Freispruch sieben Jahre nach rechtskräftiger Verurteilung

Saarbrücken · Weil ihm sonst eine Haftstrafe ohne Bewährung drohte, räumte Bayram Aydin 2007 vor Gericht ein, seine Ex-Geliebte gewürgt und geschlagen zu haben. Nach einem Wiederaufnahmeverfahren wurde er jetzt freigesprochen.

. "Im Namen des Volkes" erging vor einer kleinen Strafkammer des Saarbrücker Landgerichts vor sieben Jahren das Urteil gegen den heute 43 Jahre alten Türken Bayram Aydin aus Neunkirchen: zehn Monate Haft auf Bewährung. Auf dieses Strafmaß hatten sich die Prozessbeteiligten - also Richter, Staatsanwältin, Verteidiger und Angeklagter - "verständigt", wie es so schön heißt, wenn vor den Schranken der Strafjustiz "gedealt" wird. Im Klartext geht es um eine Abkürzung des Prozesses: Der Angeklagte ist geständig und bekommt dafür einen Strafrabatt. Im Fall Aydin, dessen damaliger Verteidiger in seinem Namen die angeklagte gefährliche Körperverletzung einräumte, war die Aussetzung der Haftstrafe zur Bewährung der gewährte Bonus. Ohne Geständnis, so heißt es, wäre zweifelsfrei das Urteil der ersten Instanz (Amtsgericht Saarbrücken ) über zehn Monate Haft ohne Bewährung bestätigt worden. Aydin hätte dann hinter Gitter müssen.

Der frühere Vorwurf gegen den Vater von sechs Kindern in aller Kürze: Er soll seine Ex-Geliebte, mit der er zwei Kinder hat, im Jahr 2005 gewürgt, geschlagen und bedroht haben. Zum damaligen Zeitpunkt stand er wegen einer früheren Verurteilung unter Bewährung.
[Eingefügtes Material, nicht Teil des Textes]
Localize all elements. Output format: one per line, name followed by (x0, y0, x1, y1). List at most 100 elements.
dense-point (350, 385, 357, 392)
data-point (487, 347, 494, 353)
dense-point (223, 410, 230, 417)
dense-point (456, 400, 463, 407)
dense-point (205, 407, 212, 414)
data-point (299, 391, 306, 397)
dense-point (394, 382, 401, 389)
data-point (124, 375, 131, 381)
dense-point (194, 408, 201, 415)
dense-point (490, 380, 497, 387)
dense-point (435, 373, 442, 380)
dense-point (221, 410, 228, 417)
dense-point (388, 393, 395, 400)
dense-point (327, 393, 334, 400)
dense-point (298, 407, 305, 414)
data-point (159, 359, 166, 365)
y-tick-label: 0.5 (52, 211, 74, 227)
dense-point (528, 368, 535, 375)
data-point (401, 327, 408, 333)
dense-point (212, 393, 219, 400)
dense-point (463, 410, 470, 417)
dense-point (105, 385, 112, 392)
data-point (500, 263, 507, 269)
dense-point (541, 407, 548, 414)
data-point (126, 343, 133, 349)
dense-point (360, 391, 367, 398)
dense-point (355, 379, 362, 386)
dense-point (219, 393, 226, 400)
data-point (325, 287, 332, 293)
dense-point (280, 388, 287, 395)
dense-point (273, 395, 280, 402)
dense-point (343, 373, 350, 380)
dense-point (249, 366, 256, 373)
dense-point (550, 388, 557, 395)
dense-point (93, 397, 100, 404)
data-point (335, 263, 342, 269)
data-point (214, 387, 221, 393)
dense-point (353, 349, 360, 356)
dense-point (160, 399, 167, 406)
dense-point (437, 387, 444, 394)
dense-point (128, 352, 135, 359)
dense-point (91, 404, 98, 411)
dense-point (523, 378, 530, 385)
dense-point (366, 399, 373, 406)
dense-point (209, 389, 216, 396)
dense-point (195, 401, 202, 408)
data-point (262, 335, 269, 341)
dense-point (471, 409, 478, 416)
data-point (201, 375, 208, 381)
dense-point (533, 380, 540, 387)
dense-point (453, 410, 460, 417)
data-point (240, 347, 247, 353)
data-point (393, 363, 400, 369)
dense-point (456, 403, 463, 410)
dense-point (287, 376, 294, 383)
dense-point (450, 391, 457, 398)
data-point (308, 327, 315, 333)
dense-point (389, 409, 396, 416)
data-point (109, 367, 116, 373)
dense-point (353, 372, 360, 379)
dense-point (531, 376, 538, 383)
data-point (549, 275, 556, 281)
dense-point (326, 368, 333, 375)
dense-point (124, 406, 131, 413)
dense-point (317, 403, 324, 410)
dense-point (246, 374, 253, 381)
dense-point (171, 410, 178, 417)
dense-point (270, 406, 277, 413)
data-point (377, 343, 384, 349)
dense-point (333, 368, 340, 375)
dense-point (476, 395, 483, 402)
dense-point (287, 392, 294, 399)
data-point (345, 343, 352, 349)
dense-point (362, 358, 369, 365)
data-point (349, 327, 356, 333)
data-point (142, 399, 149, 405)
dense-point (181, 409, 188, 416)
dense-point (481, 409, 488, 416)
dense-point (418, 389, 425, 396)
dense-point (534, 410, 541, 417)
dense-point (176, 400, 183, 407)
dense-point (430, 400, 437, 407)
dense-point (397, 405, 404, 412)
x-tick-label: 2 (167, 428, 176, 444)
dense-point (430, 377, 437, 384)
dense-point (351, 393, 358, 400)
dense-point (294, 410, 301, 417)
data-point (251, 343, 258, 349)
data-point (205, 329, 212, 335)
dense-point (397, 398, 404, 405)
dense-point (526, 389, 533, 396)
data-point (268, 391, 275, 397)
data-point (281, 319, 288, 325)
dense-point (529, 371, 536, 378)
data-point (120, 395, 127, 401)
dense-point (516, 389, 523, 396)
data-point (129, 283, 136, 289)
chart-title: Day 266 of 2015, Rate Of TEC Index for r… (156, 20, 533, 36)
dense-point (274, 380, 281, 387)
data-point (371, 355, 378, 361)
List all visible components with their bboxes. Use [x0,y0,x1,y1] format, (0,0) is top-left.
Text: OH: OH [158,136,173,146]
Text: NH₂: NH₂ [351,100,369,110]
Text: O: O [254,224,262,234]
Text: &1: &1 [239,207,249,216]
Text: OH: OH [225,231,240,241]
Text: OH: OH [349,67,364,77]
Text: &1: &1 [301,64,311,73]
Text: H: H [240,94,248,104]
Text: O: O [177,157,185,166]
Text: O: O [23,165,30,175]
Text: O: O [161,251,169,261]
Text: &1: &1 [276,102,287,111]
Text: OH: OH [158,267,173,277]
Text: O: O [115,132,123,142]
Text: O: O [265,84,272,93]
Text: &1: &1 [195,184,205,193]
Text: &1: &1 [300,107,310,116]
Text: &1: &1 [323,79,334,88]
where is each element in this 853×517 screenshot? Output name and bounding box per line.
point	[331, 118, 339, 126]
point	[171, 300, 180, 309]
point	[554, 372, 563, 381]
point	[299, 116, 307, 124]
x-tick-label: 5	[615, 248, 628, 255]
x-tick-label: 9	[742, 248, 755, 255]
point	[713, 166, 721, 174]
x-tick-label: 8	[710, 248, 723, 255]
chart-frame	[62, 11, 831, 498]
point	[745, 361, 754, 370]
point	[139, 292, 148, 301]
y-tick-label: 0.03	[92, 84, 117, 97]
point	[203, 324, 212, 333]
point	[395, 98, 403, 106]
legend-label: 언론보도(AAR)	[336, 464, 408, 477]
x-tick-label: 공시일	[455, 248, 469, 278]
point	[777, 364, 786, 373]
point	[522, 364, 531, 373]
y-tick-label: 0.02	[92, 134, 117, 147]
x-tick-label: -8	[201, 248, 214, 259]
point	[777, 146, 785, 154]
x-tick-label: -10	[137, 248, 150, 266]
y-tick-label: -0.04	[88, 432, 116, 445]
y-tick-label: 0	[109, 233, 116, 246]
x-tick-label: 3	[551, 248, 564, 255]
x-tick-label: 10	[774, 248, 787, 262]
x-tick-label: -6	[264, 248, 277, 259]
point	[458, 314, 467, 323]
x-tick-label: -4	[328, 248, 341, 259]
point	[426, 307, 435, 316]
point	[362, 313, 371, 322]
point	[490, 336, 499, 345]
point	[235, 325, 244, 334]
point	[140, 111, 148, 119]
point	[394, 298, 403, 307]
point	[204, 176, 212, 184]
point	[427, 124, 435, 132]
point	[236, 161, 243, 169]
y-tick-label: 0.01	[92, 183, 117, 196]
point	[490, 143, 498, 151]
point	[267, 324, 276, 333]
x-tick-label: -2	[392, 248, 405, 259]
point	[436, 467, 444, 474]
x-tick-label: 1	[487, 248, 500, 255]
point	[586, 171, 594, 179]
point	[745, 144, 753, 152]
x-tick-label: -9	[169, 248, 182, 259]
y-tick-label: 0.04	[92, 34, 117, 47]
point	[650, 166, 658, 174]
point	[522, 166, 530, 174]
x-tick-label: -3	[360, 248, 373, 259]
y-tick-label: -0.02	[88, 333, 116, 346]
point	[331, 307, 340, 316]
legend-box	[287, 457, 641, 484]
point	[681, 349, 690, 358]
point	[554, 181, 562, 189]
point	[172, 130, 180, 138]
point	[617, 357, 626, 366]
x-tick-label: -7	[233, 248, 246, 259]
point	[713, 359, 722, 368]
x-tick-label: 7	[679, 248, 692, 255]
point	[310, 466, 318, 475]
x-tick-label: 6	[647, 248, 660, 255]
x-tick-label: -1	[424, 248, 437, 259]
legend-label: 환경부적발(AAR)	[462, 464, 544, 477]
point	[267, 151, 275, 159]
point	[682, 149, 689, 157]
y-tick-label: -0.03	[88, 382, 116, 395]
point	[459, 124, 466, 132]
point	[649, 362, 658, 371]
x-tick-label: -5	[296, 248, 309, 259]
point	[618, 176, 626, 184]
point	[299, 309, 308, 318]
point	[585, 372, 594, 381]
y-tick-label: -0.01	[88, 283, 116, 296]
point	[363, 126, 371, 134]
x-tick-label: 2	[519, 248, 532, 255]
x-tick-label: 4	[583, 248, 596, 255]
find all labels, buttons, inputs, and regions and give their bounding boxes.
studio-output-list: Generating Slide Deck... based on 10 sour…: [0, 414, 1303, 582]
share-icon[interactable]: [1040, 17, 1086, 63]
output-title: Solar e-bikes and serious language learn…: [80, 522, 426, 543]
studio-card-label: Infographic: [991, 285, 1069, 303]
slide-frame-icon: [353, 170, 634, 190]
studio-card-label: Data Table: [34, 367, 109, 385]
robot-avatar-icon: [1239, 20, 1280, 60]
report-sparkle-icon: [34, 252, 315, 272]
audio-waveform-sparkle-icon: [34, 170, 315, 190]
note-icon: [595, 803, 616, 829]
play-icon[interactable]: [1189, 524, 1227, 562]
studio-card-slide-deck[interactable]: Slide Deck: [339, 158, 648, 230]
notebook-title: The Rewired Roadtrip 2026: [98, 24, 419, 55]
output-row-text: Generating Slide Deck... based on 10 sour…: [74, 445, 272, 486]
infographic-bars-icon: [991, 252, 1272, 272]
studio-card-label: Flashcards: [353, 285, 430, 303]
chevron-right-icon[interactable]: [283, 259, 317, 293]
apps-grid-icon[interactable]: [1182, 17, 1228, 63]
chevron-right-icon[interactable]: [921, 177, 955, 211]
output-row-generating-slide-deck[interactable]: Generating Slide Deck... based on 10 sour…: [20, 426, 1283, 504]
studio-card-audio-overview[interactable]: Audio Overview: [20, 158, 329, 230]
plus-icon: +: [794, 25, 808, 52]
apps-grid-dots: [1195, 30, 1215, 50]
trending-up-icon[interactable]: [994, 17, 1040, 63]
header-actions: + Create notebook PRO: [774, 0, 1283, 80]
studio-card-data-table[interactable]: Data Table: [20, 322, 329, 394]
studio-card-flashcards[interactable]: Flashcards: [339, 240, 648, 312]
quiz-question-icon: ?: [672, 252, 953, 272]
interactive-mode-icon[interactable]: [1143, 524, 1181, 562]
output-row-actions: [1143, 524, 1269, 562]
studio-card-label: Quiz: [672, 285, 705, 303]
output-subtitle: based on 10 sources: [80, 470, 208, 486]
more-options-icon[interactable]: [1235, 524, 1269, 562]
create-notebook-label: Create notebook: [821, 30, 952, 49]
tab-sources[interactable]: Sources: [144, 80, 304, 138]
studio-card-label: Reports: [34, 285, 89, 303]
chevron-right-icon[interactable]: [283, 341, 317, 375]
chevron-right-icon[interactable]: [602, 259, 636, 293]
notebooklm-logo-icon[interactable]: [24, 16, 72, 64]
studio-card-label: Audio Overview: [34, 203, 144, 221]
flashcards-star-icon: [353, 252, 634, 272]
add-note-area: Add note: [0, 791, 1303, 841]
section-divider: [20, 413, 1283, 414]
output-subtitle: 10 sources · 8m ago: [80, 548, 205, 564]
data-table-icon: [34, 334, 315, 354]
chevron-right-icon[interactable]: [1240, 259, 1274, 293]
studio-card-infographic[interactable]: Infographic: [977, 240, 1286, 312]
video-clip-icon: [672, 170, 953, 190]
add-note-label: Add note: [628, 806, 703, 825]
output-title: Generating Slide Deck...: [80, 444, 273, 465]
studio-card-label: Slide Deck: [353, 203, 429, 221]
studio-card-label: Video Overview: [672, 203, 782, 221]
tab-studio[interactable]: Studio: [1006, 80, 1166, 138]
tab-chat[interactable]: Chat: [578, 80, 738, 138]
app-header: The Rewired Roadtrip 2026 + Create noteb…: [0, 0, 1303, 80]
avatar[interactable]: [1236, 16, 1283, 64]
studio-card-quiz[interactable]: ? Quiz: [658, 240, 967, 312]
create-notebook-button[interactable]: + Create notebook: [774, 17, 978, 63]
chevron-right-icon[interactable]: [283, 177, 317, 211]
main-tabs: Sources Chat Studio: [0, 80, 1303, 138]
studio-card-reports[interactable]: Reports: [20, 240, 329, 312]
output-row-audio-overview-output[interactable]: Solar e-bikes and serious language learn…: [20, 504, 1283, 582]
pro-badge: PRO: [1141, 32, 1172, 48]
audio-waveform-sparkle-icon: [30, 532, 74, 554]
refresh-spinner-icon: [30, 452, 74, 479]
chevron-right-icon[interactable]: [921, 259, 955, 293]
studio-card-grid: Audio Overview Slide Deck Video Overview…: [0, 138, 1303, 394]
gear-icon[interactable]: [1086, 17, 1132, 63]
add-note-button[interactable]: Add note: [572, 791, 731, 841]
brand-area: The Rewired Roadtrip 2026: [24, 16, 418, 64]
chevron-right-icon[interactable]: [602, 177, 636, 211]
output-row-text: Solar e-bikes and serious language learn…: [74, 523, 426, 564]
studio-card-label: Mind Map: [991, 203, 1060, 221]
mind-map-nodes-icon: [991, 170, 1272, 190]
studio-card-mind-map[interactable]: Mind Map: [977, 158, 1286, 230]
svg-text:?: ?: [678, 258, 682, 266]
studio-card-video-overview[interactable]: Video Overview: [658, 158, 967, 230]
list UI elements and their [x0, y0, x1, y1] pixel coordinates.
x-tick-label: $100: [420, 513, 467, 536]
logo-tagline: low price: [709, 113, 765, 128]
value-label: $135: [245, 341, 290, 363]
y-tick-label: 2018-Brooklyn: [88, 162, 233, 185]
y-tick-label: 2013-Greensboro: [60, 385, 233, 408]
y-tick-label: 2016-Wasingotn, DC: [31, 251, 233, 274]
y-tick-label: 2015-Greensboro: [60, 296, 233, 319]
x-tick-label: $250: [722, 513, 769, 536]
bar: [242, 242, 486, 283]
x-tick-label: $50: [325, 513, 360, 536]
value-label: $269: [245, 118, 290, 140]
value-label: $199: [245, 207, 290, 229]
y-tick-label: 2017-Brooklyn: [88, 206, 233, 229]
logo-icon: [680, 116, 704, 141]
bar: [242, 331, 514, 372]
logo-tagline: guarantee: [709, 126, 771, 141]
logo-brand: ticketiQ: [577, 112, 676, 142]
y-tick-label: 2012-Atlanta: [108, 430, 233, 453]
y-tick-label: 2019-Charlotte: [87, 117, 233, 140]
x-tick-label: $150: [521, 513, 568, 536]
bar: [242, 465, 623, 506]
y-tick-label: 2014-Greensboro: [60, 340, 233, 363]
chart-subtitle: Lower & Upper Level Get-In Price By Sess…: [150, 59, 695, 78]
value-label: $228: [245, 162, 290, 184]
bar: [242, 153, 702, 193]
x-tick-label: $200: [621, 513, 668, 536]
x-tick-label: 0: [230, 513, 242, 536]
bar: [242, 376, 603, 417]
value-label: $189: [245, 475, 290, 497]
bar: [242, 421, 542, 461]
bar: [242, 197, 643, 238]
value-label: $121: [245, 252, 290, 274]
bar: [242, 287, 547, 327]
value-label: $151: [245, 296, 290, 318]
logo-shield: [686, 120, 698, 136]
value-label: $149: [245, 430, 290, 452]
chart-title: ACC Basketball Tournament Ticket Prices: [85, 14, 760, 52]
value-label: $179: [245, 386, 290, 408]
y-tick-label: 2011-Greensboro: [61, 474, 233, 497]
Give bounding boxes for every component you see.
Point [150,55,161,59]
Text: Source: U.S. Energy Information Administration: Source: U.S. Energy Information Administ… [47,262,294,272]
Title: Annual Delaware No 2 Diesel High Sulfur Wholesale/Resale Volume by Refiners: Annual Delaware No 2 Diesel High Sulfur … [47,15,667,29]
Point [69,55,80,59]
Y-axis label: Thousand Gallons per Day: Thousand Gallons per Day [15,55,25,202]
Beide Fehlurteile sind jetzt aus der Welt. Aydins neuer Verteidiger Professor Egon Müller setzte ein Wiederaufnahmeverfahren durch. Mit Beschluss vom 8. Juli 2014 entschied eine Richterin am Saarlouiser Amtsgericht, dass Aydin freigesprochen wird. Die kurze Begründung: Es liegen genügend Beweise vor, die den Freispruch rechtfertigen.

Anwalt Müller verweist unter anderem auf die Tatsache, dass die Ex-Geliebte erst mehr als ein Jahr nach der angeblichen Tat Anzeige erstattet habe. Ein Umstand, der offenbar keinem Prozessbeteiligen den Anstoß für Nachfragen gab. Staatsanwältin und Richter stuften die belastende Aussage der Frau als glaubhaft und die Zeugin selbst als glaubwürdig ein.

Die Wende in dem Fall kam, als diese Zeugin Anfang Oktober 2011 vor einer Staatsanwältin freiwillig ihre Aussage widerrief. Tenor: "Er hat mich nicht berührt. Wir hatten zwar einen bösen Streit, aber er hat mich nicht gewürgt." Ihr Motiv: Sie habe den Ex-Liebhaber belastet, aus Angst, er mache seine Drohung wahr und nehme ihr die Kinder weg. Wegen ihrer Falschaussage wurde die Frau angeklagt. Das Verfahren wurde gegen eine Geldbuße von 1000 Euro eingestellt.

Mit vier Monaten Gefängnis auf Bewährung wurde dagegen ein Bekannter Aydins bestraft, weil er angeblich falsch in dem Prozess ausgesagt haben soll. Hier stellt sich die Frage, ob die Staatsanwaltschaft jetzt von Amts wegen die Wiederaufnahme beantragt.

Aus Sicht von Verteidiger Müller ist der Fall ein "geradezu klassischer Beleg dafür, dass die für das Fehlurteil Verantwortlichen" die Erkenntnis vernachlässigt hätten, wonach Zeugenaussagen mit Eigeninteresse "das am wenigsten zuverlässige Beweismittel ist". Hinzu komme: Der "Deal-Gedanke" in den Köpfen aller Beteiligten habe "den Blick für die lichte Szene verdunkelt".